The provider had systems and process in place to ensure care workers were appropriately recruited into the service and had the necessary skills and personality to support individuals with their everyday needs and preferences.

Care plans included information to ensure staff were informed and respectful of people's cultural and spiritual needs.

People were supported to maintain a healthy and balanced diet. Care plans contained details of people's preferences and any specific dietary needs they had, for example, whether they were diabetic, had any allergies or religious needs.

Care workers had a good understanding of people's needs and were kind and caring. They understood the importance of respecting people's dignity and upholding their right to privacy.

There was information available on how to express concerns and complaints. People were encouraged and supported to raise their concerns and processes were in place to ensure these were responded to.

An activities coordinator supported people to live fulfilled meaningful lives and enjoy activities that interested them.

Inspection areas



Updated 28 July 2018

The service was safe.

People received support to take their medicines safely as prescribed.

Risks associated with people’s care and support were managed safely without unnecessary restrictions.

Staff had received training to keep people safe from abuse.



Updated 28 July 2018

The service was effective.

Staff were supported to ensure they had the appropriate skills and knowledge to carry out their role.

Peoples were supported to understand and make informed decisions. Where they were assessed as not having capacity to do this, the provider followed processes under the Mental Capacity Act.

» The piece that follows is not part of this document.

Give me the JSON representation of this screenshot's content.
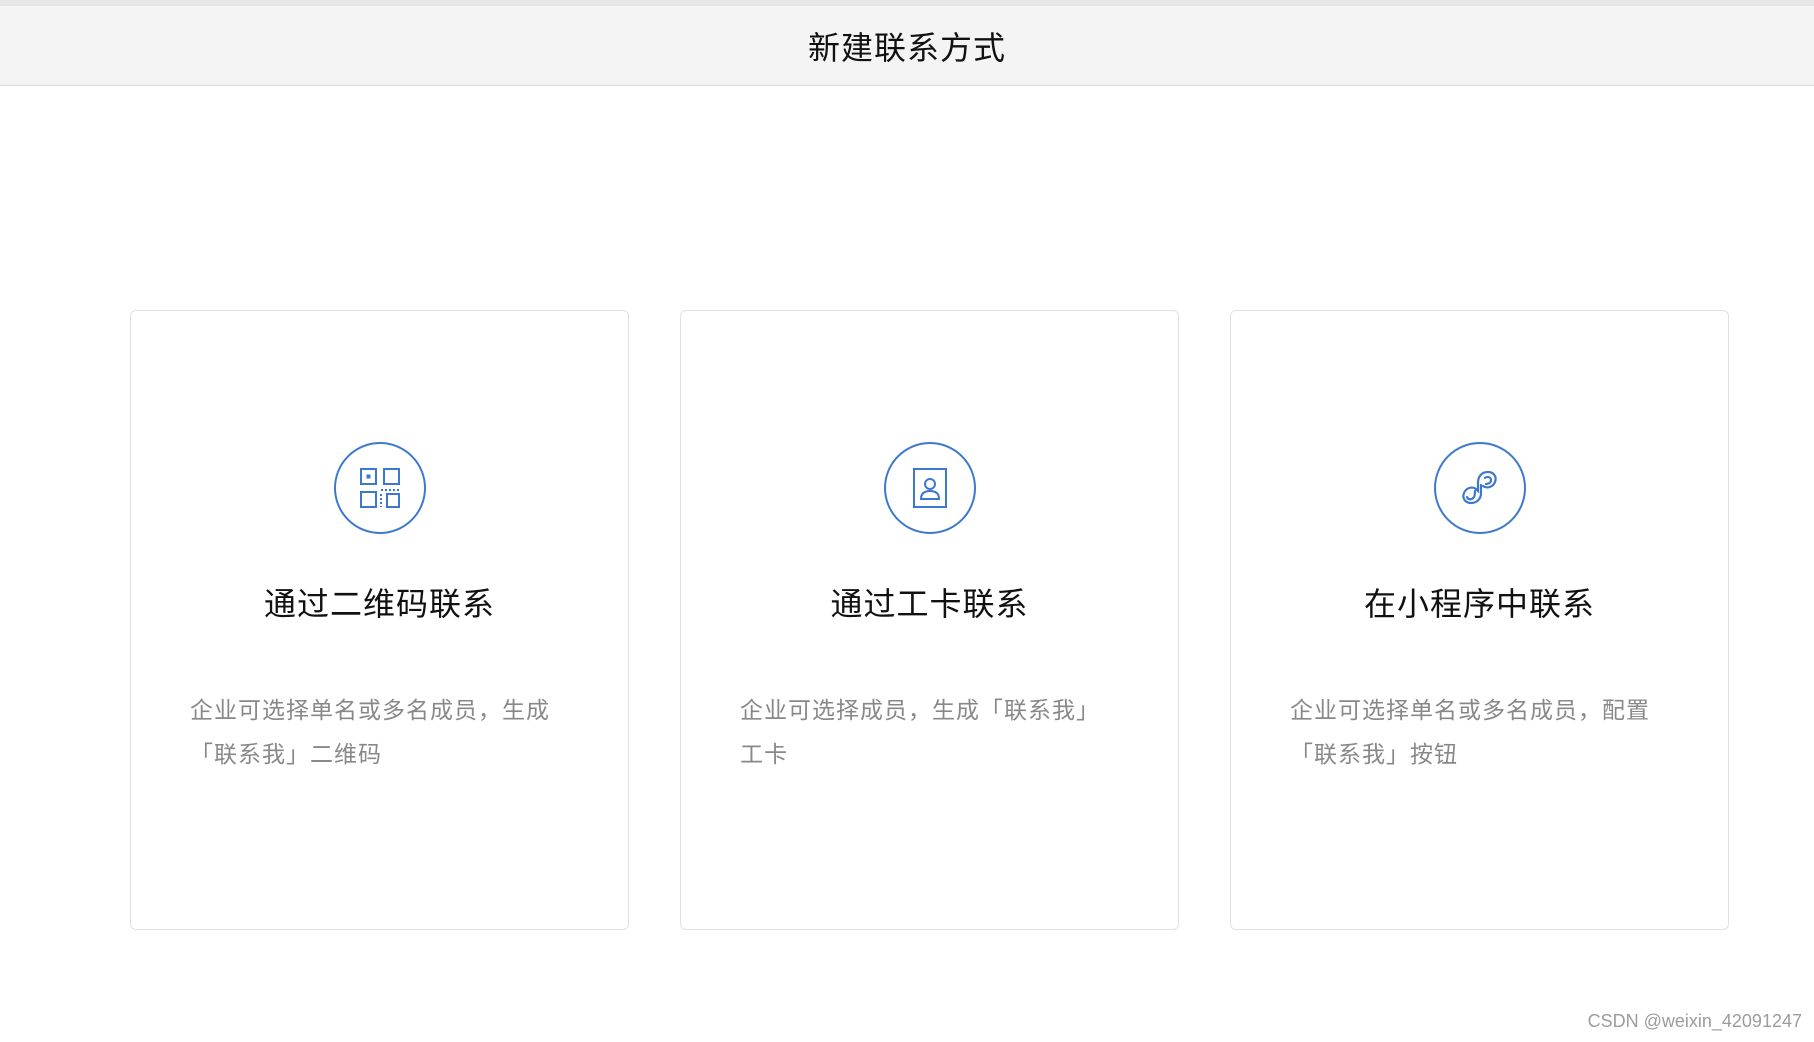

People were supported to maintain and improve their health and wellbeing. Any dietary needs were assessed and supported.



Updated 28 July 2018

The service was caring.

People were treated with dignity and respect by staff who understood the importance of this.

People were involved in decisions about their care and support.

Staff understood how to communicate with people in a way they understood.



Updated 28 July 2018

The service was responsive.

Care plans included information to ensure staff provided care and support that was individualised.

People were supported to live meaningful lives and enjoy activities of their choosing.

People were supported to raise any concerns or complaints and systems were in place to record and learn from any outcomes.



Updated 28 July 2018

The service was well-led.

Audits and checks were completed to maintain and improve the service.

The provider maintained good links with other health professionals to maintain best practice and support people with their individual needs.

The provider completed consultations and used feedback to help shape the service.